Vienna, July 14 – A new chapter in the history of political representatives, known in Russian as “polpredy” and most familiar in recent years as the designation of the presidential representations in the eight federal districts, has opened in Tomsk where the oblast governor has established them at the regional level.
According to a lead article in today’s “Nezavisimaya gazeta,” the oblast Governor Viktor Kress has taken this step nominally in the name of being responsive to “the interests of the population” but in fact to ensure that United Russia will do better in the upcoming elections in the districts than it has done recently elsewhere (www.ng.ru/editorial/2010-07-14/2_red.html).
That seems especially likely, the Moscow newspaper says, because it is difficult to square such a decision “with the initiatives of the president of the country concerning the reduction in the number of bureaucrats by 20 percent.” When it comes to electoral outcomes, “the bureaucrats do not plan to economize.”
A few days ago, the paper notes, “Kress declared that if United Russia does not receive a majority of votes in the Tomsk Duma, ‘the residents will suffer colossal financial losses,’ and the governor himself will not be able to ‘resolve in Moscow questions which the voters of Tomsk oblast have raised.”
Tomsk oblast is not the only place where such institutions have arisen in recent time. They were set up in Krasnoyarsk kray two years ago. When a new governor arrived there, he asked about eliminating this new level of bureaucracy but was dissuaded from doing so because of upcoming elections.
Polpredy also exist in Transbaikal kray, where there are 16 of them; in Murmansk oblast, where there are six; and in Chelyabinsk oblast, where several have been named and now effectively serve in place of city leaders. Indeed, “Nezavisimaya gazeta” says that it is understandable that regional leaders would copy “federal models.”

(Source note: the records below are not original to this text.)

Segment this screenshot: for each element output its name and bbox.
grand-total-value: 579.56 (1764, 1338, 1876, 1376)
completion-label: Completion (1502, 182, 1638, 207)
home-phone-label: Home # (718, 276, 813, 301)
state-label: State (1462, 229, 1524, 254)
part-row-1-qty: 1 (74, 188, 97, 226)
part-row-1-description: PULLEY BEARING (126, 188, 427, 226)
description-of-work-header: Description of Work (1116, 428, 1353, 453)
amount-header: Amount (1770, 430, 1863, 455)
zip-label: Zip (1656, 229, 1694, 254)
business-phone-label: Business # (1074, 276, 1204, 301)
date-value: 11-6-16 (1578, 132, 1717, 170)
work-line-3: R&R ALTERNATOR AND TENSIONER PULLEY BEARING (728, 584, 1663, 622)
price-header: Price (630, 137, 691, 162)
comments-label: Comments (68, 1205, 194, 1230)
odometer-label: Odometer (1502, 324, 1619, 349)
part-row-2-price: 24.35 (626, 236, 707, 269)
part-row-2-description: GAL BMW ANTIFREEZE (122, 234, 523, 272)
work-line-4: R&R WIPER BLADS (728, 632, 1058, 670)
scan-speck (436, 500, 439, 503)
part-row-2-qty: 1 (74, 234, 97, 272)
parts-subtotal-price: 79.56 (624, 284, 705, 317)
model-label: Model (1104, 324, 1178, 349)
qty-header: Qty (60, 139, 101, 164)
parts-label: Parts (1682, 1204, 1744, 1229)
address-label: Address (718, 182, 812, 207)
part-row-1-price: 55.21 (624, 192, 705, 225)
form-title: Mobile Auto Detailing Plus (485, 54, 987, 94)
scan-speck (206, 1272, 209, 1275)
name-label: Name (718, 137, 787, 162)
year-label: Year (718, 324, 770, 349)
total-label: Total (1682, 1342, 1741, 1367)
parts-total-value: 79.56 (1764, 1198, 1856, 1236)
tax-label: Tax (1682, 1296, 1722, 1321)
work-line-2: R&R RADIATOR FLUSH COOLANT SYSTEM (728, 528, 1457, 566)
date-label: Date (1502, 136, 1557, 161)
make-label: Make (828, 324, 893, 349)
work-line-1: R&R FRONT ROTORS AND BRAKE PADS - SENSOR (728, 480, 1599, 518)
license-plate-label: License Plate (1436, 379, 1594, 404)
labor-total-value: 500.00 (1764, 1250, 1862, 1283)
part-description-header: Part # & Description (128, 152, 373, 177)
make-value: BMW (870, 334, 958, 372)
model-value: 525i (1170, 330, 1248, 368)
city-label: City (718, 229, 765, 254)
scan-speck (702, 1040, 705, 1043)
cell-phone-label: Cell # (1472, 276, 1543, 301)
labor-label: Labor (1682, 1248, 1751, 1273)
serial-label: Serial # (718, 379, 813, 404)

But the federal model they are copying has outlived its purposes, the daily’s editors say. Except for the newly created North Caucasus Federal District, the others are now headed by people who, a Yandex search will show, are more engaged in ceremonial activities than in constructive work.
And that makes the decision of regional leaders to take this step especially problematic because in the future it could lead to a situation in which governors would have “their own representatives in cities, villages, rural settlements, and [even] farms. Bureaucrats, as is well known, have a tendency to multiply themselves.”
Up to now, “Nezavisimaya gazeta” notes, “not one has noted yet this tendency.” But that may change because the latest polpredy appointments clearly are not about administration at all but rather about elections and guaranteeing victory for the candidates of the party of power, United Russia. Clearly, they are not concerned about “the success of the others.”
Since 1917, Soviet and Russian officials have used polpredy to cope with two phenomenon, the enormous distances within the country that have made communication difficult and the weakness of one or another level of power and the consequent need for beefing it up by providing special support.
The latest development appears to reflect a conjunction of both these issues. Governors of some of the largest federal subjects often lack the time and ability to deal with matters in all of the locations under their control and thus, when there are elections, discover that they and their party are less popular than they imagined.
And the party of power, United Russia, for all its strength over all, is not so strong that opposition groups cannot win against it at the local and regional level. Consequently, representatives of that party in Moscow and in the regions have decided to use part of the state structure to promote that party, however illegal and unconstitutional that may be.